Their acts of protest are, in and of themselves, extraordinarily brave given the risks. This designation from Time comes amid the release of disturbing reports of Iranian forces firing at the faces and genitals of women protesters, specifically. There has also been reported police brutality – several hundred have died amid the unrest, including two publicly executed protesters – not to mention a nationwide internet shutdown to contend with.
Yet pushing through such dire and dangerous circumstances is not all that makes these protests, and the women leading them, remarkable, says Time.
“The movement [these protesters] are leading is educated, liberal, secular, raised on higher expectations, and desperate for normality,” New York University professor and Time columnist Azedah Moaveni wrote. And, “they are quite unlike those who came before them; sometimes they feel more like transnational Gen Z than Iranians: they are vegans, they de-Islamicize their names, they don’t want children.”
Earlier movements began after the 1979 Islamic Revolution, when strict dress codes were first enacted under the leadership of Ayatollah Khomeini, and remain largely in place as a result of conservative President Ebrahim Raisi.

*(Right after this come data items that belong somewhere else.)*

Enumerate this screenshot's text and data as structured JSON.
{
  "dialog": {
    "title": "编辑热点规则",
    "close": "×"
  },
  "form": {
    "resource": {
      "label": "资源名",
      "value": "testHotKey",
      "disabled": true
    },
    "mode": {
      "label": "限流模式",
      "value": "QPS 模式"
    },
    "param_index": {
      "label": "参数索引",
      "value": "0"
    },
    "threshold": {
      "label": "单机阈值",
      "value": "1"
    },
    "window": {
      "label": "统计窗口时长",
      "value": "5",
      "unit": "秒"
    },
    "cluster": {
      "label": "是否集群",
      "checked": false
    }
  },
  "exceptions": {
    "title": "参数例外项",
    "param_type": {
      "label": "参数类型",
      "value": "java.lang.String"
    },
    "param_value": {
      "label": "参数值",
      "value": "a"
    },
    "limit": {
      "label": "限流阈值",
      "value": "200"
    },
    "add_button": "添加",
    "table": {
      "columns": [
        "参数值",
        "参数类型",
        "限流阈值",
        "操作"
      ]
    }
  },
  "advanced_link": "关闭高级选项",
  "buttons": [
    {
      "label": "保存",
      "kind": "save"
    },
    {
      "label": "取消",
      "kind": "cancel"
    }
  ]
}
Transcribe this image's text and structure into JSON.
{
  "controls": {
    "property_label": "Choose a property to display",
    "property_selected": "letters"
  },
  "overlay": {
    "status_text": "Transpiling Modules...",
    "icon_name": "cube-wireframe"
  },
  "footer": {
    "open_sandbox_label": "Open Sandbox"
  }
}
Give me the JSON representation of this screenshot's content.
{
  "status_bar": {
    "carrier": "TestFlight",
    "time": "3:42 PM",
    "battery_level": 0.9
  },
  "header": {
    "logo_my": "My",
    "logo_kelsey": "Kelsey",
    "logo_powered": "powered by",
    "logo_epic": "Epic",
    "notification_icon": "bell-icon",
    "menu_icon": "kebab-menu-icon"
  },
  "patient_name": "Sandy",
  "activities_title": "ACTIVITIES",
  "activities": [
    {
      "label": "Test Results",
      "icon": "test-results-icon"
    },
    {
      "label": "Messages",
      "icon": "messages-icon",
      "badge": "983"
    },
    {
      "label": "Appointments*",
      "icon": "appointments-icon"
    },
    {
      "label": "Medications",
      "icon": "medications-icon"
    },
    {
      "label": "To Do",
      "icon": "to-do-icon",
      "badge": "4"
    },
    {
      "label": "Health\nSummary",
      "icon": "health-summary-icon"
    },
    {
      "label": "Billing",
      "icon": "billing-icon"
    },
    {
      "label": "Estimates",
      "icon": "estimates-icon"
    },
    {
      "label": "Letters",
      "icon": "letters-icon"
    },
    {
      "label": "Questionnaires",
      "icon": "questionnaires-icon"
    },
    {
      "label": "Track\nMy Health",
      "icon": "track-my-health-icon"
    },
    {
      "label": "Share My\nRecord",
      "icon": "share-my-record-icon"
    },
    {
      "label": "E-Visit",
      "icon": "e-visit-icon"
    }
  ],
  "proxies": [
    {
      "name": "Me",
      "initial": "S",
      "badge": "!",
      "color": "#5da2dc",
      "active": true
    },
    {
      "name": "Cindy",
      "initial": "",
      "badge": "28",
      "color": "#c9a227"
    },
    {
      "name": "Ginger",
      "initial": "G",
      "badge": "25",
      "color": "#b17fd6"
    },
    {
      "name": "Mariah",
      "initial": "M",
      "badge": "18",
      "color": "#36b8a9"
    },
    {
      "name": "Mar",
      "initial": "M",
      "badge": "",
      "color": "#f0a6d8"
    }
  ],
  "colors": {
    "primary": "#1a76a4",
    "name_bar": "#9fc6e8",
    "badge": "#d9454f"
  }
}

Organizers of “My Stealth Freedom” and “The Girls of Revolution Street” have long opposed such restrictions.
Now, the world is watching, and ripple effects are spreading everywhere – from demonstrations at the 2022 World Cup, to protests flooding city streets in the U.S., New Zealand, England and other countries around the globe.
Indeed, wrote Moaveni in summation, “the regional and wider reverberations of Iranian girls’ revolt could not be more seismic.”